PHILADELPHIA (February 15, 2025) — A new study presented today by researchers at Fox Chase Cancer Center shows that some patients with metastatic kidney cancer receiving a combination therapy can safely stop or pause treatment after two years if they have a good response.
The finding could potentially reduce the impact of uncomfortable side effects and treatment complications for a subset of kidney cancer patients. It’s the first time a clinical trial investigating this combination therapeutic approach has included stopping treatment prospectively as part of the design.
“My main takeaway from this is that there are subsets of patients that can have durable disease control with these drugs, and they may not need to stay on both therapies,” said Matthew Zibelman, MD, an Associate Professor in the Department of Hematology/Oncology at Fox Chase and first author on the study.
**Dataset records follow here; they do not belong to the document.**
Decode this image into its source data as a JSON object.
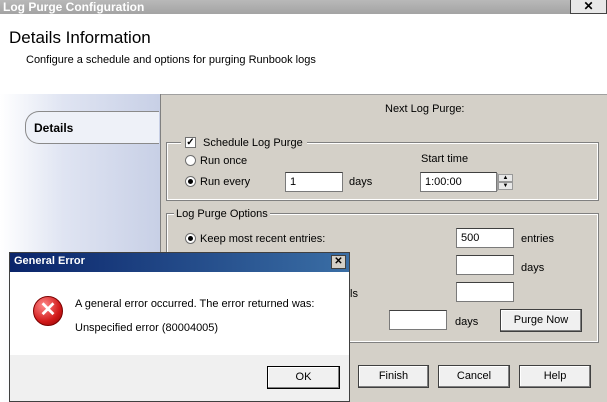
{
  "window": {
    "title": "Log Purge Configuration",
    "close_glyph": "✕"
  },
  "header": {
    "title": "Details Information",
    "subtitle": "Configure a schedule and options for purging Runbook logs"
  },
  "nav": {
    "items": [
      {
        "label": "Details",
        "selected": true
      }
    ]
  },
  "content": {
    "next_purge_label": "Next Log Purge:",
    "schedule": {
      "legend": "Schedule Log Purge",
      "checked": true,
      "run_once_label": "Run once",
      "run_every_label": "Run every",
      "run_every_value": "1",
      "days_label": "days",
      "start_time_label": "Start time",
      "start_time_value": "1:00:00"
    },
    "options": {
      "legend": "Log Purge Options",
      "keep_recent_label": "Keep most recent entries:",
      "keep_recent_value": "500",
      "entries_label": "entries",
      "days_label": "days",
      "partial_label": "ls",
      "purge_days_label": "days",
      "purge_now_label": "Purge Now"
    }
  },
  "footer": {
    "finish_label": "Finish",
    "cancel_label": "Cancel",
    "help_label": "Help"
  },
  "dialog": {
    "title": "General Error",
    "close_glyph": "✕",
    "message_line1": "A general error occurred.  The error returned was:",
    "message_line2": "Unspecified error (80004005)",
    "ok_label": "OK",
    "icon": "error-icon",
    "icon_glyph": "✕"
  }
}
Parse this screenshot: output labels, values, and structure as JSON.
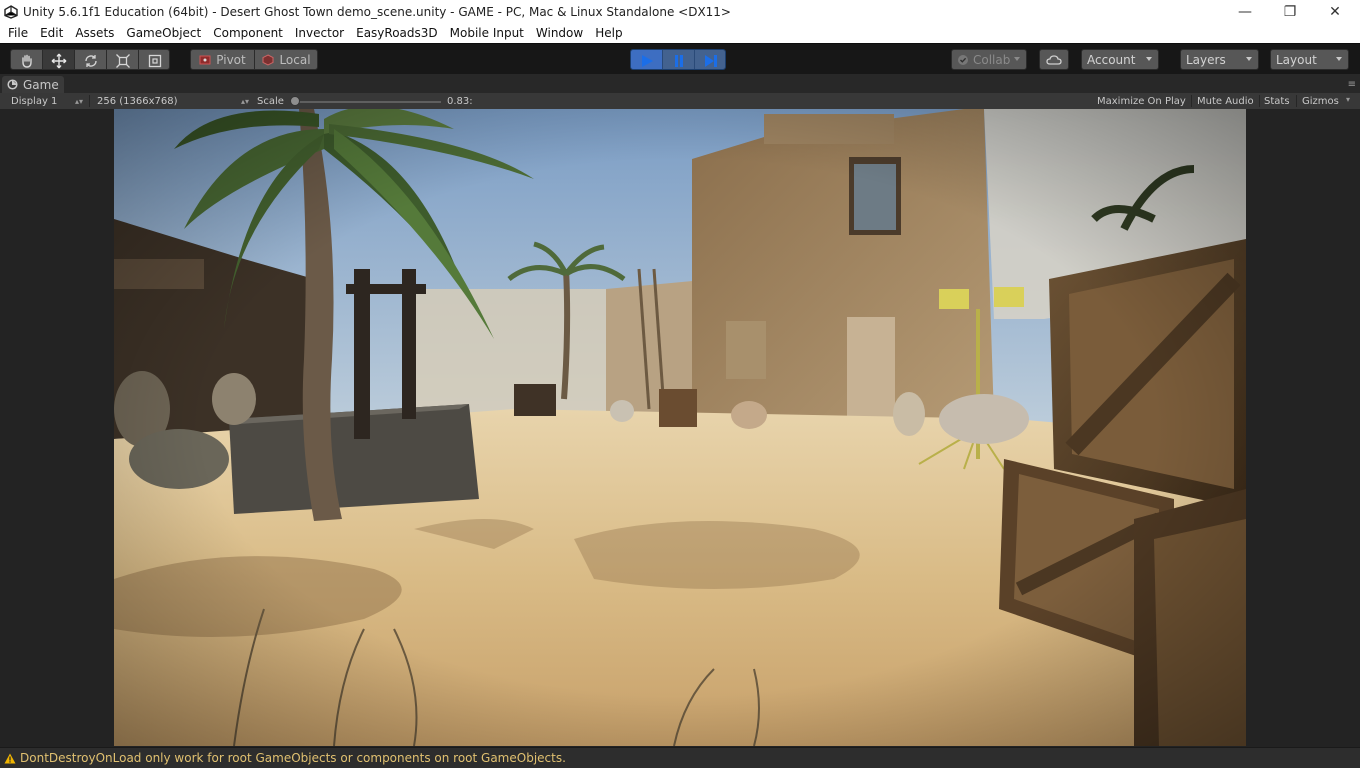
{
  "window": {
    "title": "Unity 5.6.1f1 Education (64bit) - Desert Ghost Town demo_scene.unity - GAME - PC, Mac & Linux Standalone <DX11>",
    "minimize_glyph": "—",
    "restore_glyph": "❐",
    "close_glyph": "✕"
  },
  "menu": [
    "File",
    "Edit",
    "Assets",
    "GameObject",
    "Component",
    "Invector",
    "EasyRoads3D",
    "Mobile Input",
    "Window",
    "Help"
  ],
  "toolbar": {
    "pivot_label": "Pivot",
    "local_label": "Local",
    "collab_label": "Collab",
    "account_label": "Account",
    "layers_label": "Layers",
    "layout_label": "Layout",
    "play_state": "playing"
  },
  "game_tab": {
    "label": "Game"
  },
  "game_bar": {
    "display": "Display 1",
    "resolution": "256 (1366x768)",
    "scale_label": "Scale",
    "scale_value": "0.83:",
    "maximize_on_play": "Maximize On Play",
    "mute_audio": "Mute Audio",
    "stats": "Stats",
    "gizmos": "Gizmos"
  },
  "status": {
    "message": "DontDestroyOnLoad only work for root GameObjects or components on root GameObjects.",
    "warning_color": "#f0b400"
  },
  "colors": {
    "play_accent": "#3d6ec2",
    "editor_bg": "#383838"
  }
}
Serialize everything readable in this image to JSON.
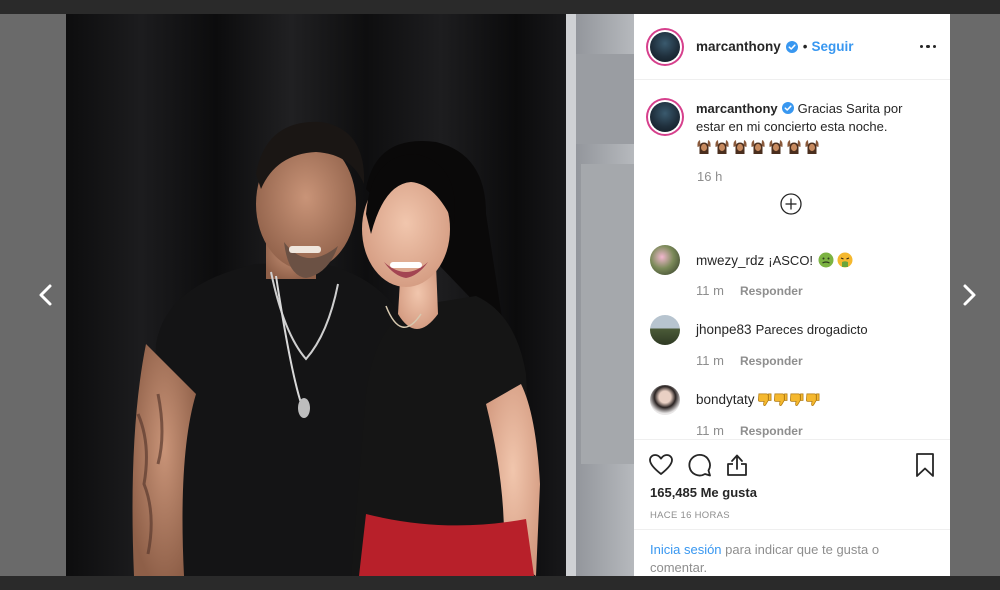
{
  "header": {
    "username": "marcanthony",
    "separator": "•",
    "follow_label": "Seguir"
  },
  "caption": {
    "username": "marcanthony",
    "text": "Gracias Sarita por estar en mi concierto esta noche.",
    "emoji_count": 7,
    "time": "16 h"
  },
  "comments": [
    {
      "username": "mwezy_rdz",
      "text": "¡ASCO!",
      "time": "11 m",
      "reply_label": "Responder",
      "emoji": [
        "nauseated-face-icon",
        "face-vomiting-icon"
      ]
    },
    {
      "username": "jhonpe83",
      "text": "Pareces drogadicto",
      "time": "11 m",
      "reply_label": "Responder",
      "emoji": []
    },
    {
      "username": "bondytaty",
      "text": "",
      "time": "11 m",
      "reply_label": "Responder",
      "emoji": [
        "thumbs-down-icon",
        "thumbs-down-icon",
        "thumbs-down-icon",
        "thumbs-down-icon"
      ]
    }
  ],
  "stats": {
    "likes": "165,485 Me gusta",
    "posted_ago": "HACE 16 HORAS"
  },
  "login_prompt": {
    "link": "Inicia sesión",
    "text": " para indicar que te gusta o comentar."
  },
  "colors": {
    "accent_blue": "#3897f0",
    "text": "#262626",
    "muted": "#8e8e8e",
    "story_ring": "#d63f8c"
  }
}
“Careful patient selection can allow some patients to have long periods of time off continuous therapy,” added Zibelman, who presented his research at the 2025 American Society of Clinical Oncology (ASCO) Genitourinary Cancers Symposium.
The phase 1/2 clinical trial investigated a combined therapy of nivolumab, an immune checkpoint inhibitor, with axitinib, an oral tyrosine kinase inhibitor (TKI), in patients with relapsed metastatic renal cell carcinoma. The combination of TKIs and checkpoint inhibitors is considered the standard of care for this patient population.
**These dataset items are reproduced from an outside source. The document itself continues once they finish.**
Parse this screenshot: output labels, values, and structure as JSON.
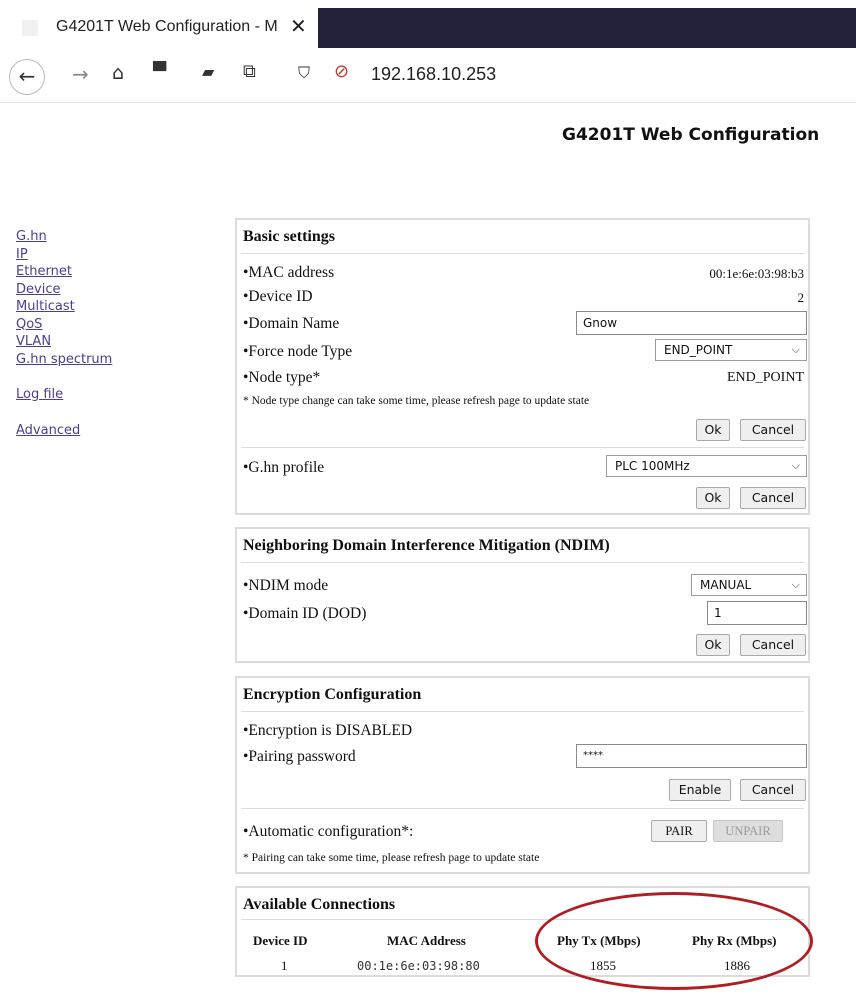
{
  "browser": {
    "tab_title": "G4201T Web Configuration - M",
    "tab_close": "✕",
    "url": "192.168.10.253",
    "icons": [
      "back-icon",
      "forward-icon",
      "home-icon",
      "print-icon",
      "extension-icon",
      "screenshot-icon",
      "shield-icon",
      "insecure-lock-icon"
    ]
  },
  "page": {
    "heading": "G4201T Web Configuration"
  },
  "nav": {
    "links": [
      "G.hn",
      "IP",
      "Ethernet",
      "Device",
      "Multicast",
      "QoS",
      "VLAN",
      "G.hn spectrum"
    ],
    "log_file": "Log file",
    "advanced": "Advanced"
  },
  "basic": {
    "title": "Basic settings",
    "mac_label": "•MAC address",
    "mac_value": "00:1e:6e:03:98:b3",
    "device_id_label": "•Device ID",
    "device_id_value": "2",
    "domain_name_label": "•Domain Name",
    "domain_name_value": "Gnow",
    "force_node_label": "•Force node Type",
    "force_node_value": "END_POINT",
    "node_type_label": "•Node type*",
    "node_type_value": "END_POINT",
    "note": "* Node type change can take some time, please refresh page to update state",
    "ok": "Ok",
    "cancel": "Cancel",
    "profile_label": "•G.hn profile",
    "profile_value": "PLC 100MHz",
    "ok2": "Ok",
    "cancel2": "Cancel"
  },
  "ndim": {
    "title": "Neighboring Domain Interference Mitigation (NDIM)",
    "mode_label": "•NDIM mode",
    "mode_value": "MANUAL",
    "domain_label": "•Domain ID (DOD)",
    "domain_value": "1",
    "ok": "Ok",
    "cancel": "Cancel"
  },
  "encryption": {
    "title": "Encryption Configuration",
    "status": "•Encryption is DISABLED",
    "pairing_label": "•Pairing password",
    "pairing_value": "****",
    "enable": "Enable",
    "cancel": "Cancel",
    "auto_label": "•Automatic configuration*:",
    "pair": "PAIR",
    "unpair": "UNPAIR",
    "note": "* Pairing can take some time, please refresh page to update state"
  },
  "connections": {
    "title": "Available Connections",
    "headers": [
      "Device ID",
      "MAC Address",
      "Phy Tx (Mbps)",
      "Phy Rx (Mbps)"
    ],
    "rows": [
      {
        "device_id": "1",
        "mac": "00:1e:6e:03:98:80",
        "tx": "1855",
        "rx": "1886"
      }
    ]
  },
  "colors": {
    "title_bar_dark": "#22223a",
    "nav_link": "#4a3f8f",
    "highlight_ring": "#b01e24"
  }
}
Zibelman noted that, in the seven years since the trial started, newer drugs have surpassed the performance of nivolumab/axitinib, making the approval of this particular combination unlikely – and unnecessary. More interesting was the study’s finding on patients who were able to stop treatment, he said.
Of 26 patients in the trial, six chose to stop one or both drugs after two years. Of these, five remained progression-free two years later, with no additional therapy needed. Previous studies of similar drug combinations did not look at the option of stopping therapy.
Zibelman noted that these types of medications can cause side effects, and oral TKIs in particular can lead to cumulative toxicities because they are taken every day. Common side effects can include diarrhea, sores in the mouth and mucosal tissues, fatigue, loss of appetite, and skin changes to the hands and feet. Side effects generally go away when the medication is stopped.
“Being able to take periods of time off treatment without fear that your cancer is going to immediately progress can be meaningful for patients,” Zibelman said.
In addition to potentially avoiding side effects, stopping or pausing therapy can reduce the amount of time patients spend visiting the clinic, as well as reducing costs for the healthcare system, he noted.
Zibelman said it’s likely the study’s findings will apply to similar drugs.
“For patients who are using an oral therapy and an immunotherapy, if they are having good disease control at a certain point in time they may be able to stop one or both therapies,” he said. “It doesn’t have to be just this combination. It would apply to any of the combinations out there.”
Researchers hope to publish results later this year looking at similar outcomes in kidney cancer patients receiving first-line therapy. They are also interested in studying potential biomarkers of response or resistance that could be used to select patients for different drug combinations.
The paper, “Results From the Prior Treatment Cohort of a Phase I/II Study of Nivolumab and Axitinib in Patients With Advanced Renal Cell Carcinoma,” was presented at the 2025 ASCO Genitourinary Cancers Symposium, which is being held in San Francisco February 13-15.